The answer is quite simple: the unorganised sector cannot afford it, and the government cannot deliver what is promised because it involves something like 300 million people who are by definition difficult to track through their employers. How will you enforce what the draft Bill stipulates, like an annual bonus of 8.33 per cent of a year’s salary or Rs 100, whichever is higher—and what penalty is enforceable on an employer for not paying?

Indeed, what if no one employer has kept the same person for a whole year—as is quite often the case? And where are the records for this, without creating another mammoth bureaucracy to beat all dysfunctional bureaucracies?

There is a difference between the ideal and the feasible, and someone in a government given to fanciful ideas should recognise this before more damage is done. A Left government in Kerala tried stipulating similar rules for agricultural workers three decades ago; the result was that many people stopped farming and kept their land fallow; nominal wages went up but there was less work. The result of what is proposed now will be the same: a reduction in employment.

This is not to say the government has no role, and that sweat shops be encouraged, but that the government’s role be restricted to specifying minimum wages and basic working conditions. One of the reasons for the organised sector not growing fast enough over the past few decades has been the high cost of labour forced on it (even casual and contract workers had to be made permanent under court orders), and this is now sought to be forced on the unorganised sector, which employs the overwhelming bulk of India’s working population.

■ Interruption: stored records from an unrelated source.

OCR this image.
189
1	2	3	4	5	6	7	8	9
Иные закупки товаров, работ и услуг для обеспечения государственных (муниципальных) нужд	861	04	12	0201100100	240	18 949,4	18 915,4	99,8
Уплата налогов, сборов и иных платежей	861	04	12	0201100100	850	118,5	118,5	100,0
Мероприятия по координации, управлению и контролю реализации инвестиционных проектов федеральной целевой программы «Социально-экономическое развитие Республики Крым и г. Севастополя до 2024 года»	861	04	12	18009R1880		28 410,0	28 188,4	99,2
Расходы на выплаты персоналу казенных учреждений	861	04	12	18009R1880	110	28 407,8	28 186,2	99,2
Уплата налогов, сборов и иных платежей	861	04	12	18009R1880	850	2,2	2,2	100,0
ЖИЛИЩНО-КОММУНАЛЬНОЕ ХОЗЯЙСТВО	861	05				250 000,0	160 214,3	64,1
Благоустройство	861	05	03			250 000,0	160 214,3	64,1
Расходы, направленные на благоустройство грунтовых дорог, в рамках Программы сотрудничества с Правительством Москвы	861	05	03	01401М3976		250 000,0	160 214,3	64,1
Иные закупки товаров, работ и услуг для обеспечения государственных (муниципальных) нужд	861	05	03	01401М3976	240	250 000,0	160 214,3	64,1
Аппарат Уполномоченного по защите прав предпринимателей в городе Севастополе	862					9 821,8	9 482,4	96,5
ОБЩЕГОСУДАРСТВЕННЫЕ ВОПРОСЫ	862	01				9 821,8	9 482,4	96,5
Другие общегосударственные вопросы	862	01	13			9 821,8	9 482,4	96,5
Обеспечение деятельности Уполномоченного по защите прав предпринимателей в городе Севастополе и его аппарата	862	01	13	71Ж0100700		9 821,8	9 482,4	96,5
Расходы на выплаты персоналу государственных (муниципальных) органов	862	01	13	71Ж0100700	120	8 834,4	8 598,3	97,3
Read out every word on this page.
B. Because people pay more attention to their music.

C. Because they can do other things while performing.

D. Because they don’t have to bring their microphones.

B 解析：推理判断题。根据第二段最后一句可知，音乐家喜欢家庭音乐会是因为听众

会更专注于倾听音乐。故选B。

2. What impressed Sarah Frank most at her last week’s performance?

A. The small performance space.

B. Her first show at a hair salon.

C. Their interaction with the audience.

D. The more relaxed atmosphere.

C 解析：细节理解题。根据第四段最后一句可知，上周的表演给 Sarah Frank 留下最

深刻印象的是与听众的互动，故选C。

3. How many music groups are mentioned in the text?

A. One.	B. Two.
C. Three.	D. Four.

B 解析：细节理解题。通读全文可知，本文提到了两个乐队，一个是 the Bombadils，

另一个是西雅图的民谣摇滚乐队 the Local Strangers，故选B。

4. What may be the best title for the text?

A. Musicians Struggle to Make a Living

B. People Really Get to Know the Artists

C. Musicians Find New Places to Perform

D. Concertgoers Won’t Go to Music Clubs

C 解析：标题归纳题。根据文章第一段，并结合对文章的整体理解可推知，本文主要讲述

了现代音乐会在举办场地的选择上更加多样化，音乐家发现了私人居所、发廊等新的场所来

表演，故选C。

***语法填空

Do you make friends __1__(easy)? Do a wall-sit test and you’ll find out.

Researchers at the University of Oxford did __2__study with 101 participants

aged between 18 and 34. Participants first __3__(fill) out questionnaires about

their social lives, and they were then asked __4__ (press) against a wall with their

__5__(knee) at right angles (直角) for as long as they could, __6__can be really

The other old chestnut the Bill brings up, the Workers Welfare Fund, is essentially an extension of a pilot programme of the NDA government on extending the Employees Pension Scheme (EPS) to the unorganised sector. At that time, too, it was pointed out the scheme was unworkable and would bankrupt everyone.

While the draft Bill proposes that workers contribute up to 5 per cent of their monthly salaries and that this be matched by employers, the NDA had talked of a maximum monthly contribution of Rs 200 by both parties. The Bill’s scheme also includes group insurance benefits.

While it is possible that the scheme seems viable if you go by strict actuarial numbers, implementing it will be a logistical nightmare and impossible to pull off in a country with our decaying administrative culture.

Since the monthly payments to the fund by each individual will be very small in value, for instance, and the collections will have to be made over vast geographical areas, the costs of servicing the scheme are likely to be high, at 7-8 per cent of the sums collected. This itself will make the scheme unviable.

Another serious problem relates to ensuring that each unorganised sector worker, who doesn’t have a regular job each month, contributes his/her share regularly month on month, for 25-30 years.

Pension benefits for the unorganised sector are desirable, but the costs and benefits need to assessed realistically; the holes in the government-run EPS make it clear the government is in no shape to run such a scheme.